I like GitHub Action, but:

  • some longer workflows (>5min) would merit faster runners.
  • running out of free minutes can get expensive pretty quick.

Current landscape:

  • official runners: great for simple jobs, but can be costly. Larger runners are both very costly and slow. Good concurrency for standard runners.

  • third-party runners (buildjet, warpbuild, ubicloud, etc.): support official images, but you have to trust 3rd-party (they’re not certified). Most of them only 50% cheaper, and/or slow as well. Not flexible in terms of hardware, image. Concurrency can be pricey / not available.

  • (artisanal) self-hosted runners: tradeoff between cheap <> max concurrency, maintenance, potential leakage between workflows, security issue for public repos.

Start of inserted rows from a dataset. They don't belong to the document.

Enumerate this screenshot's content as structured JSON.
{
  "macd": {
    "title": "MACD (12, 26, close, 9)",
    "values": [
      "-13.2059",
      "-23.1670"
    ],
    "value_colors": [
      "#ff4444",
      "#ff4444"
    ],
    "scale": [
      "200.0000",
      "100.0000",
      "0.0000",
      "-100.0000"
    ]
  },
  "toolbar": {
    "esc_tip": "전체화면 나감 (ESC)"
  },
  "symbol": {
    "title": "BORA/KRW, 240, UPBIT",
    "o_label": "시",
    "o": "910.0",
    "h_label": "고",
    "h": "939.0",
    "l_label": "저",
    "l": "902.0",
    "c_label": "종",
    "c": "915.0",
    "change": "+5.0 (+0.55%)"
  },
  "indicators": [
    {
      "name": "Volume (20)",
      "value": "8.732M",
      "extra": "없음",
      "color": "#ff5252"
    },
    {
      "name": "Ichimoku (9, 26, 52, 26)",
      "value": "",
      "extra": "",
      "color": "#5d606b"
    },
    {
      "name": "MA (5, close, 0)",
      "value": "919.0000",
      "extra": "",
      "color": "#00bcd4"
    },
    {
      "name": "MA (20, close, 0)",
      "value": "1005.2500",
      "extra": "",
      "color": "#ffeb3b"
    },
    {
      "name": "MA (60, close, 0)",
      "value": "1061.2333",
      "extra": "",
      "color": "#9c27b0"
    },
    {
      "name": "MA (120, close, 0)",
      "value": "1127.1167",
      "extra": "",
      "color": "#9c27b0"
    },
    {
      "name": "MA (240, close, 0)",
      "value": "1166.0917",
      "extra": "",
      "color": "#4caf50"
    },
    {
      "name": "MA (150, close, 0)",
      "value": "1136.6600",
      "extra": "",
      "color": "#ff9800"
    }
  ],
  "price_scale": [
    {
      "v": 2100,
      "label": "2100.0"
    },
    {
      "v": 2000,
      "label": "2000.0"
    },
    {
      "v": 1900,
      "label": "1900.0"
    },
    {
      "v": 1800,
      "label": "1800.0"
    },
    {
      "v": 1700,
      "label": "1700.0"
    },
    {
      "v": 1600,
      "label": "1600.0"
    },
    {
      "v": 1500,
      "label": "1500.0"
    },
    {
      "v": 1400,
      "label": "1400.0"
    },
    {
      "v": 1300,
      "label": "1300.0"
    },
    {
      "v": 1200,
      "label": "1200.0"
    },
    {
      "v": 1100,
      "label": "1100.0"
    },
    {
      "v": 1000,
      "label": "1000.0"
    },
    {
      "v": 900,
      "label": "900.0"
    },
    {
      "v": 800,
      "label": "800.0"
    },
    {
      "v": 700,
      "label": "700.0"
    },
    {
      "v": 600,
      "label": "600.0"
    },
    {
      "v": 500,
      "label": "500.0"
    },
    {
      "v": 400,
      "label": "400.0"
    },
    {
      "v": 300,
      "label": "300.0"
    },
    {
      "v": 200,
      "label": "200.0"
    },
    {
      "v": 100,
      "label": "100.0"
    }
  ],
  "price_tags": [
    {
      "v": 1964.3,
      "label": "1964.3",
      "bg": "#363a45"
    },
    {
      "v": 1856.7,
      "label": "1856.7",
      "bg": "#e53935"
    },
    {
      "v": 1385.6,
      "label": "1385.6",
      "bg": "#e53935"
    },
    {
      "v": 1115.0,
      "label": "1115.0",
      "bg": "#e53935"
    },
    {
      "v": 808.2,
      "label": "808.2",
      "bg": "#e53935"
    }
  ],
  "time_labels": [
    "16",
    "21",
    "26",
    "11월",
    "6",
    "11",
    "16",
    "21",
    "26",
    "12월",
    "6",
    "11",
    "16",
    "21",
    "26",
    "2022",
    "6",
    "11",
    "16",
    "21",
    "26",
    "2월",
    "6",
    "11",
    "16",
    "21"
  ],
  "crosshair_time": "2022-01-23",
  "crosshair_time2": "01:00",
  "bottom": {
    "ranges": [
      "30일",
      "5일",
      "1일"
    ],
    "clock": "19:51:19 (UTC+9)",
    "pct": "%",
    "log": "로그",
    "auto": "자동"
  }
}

  • (productized) self-hosted runners with ARC: heavy, require some expertise with k8s, no official image, ~flexibility in terms of hardware. Relevant if using autoscaled pods, otherwise can be costly.

What I wanted

Core features

  • cheap!
  • fast hardware
  • 1-1 workflow compatibility with existing github actions
  • fast boot
  • infinite concurrency if I want to
  • on-premise, don’t want to share sensitive secrets with 3rd-party
  • good network throughput for all those downloads / uploads

Nice to have

  • fast caches
  • one-click fire and forget install
  • ability to use a specific base image, to preload software, precompilations, etc.

Solution

GitHub Webhook -> RunsOn -> EC2

Architecture

For now: no warm pool or clever shenanigans, stay with the most stupid thing that could work, and see how far that can go:

  • instances auto-terminate when job finishes, even if RunsOn app is down, so no risk of overage.
  • cloudwatch integration, for graphing consumed minutes (soon: cloudwatch monitoring for CPU/RAM usage).
  • huge: integrated S3 cache (with VPC S3 gateway, so free traffic) => UNLIMITED cache. Can also be used to cache docker layers.

Timings:

  • from GitHub to RunsOn receiving the webhook: 1-3s delay.
  • from RunsOn to Launching instance: ~5s (instance type selection, ami selection, runner registration with github).
  • From Launching to Starting: ~15s (boot, pull AMI, etc.)
  • From Starting to Accepting workflow job: ~10s (network, cloud-init, runner binary init + sync with github).

All-in: from 30 to 50s depending on underlying AWS load. Hard to improve upon, unless mix with warm pools of machine.

Other third-parties: anywhere from 10s (github) to multiple minutes (github!).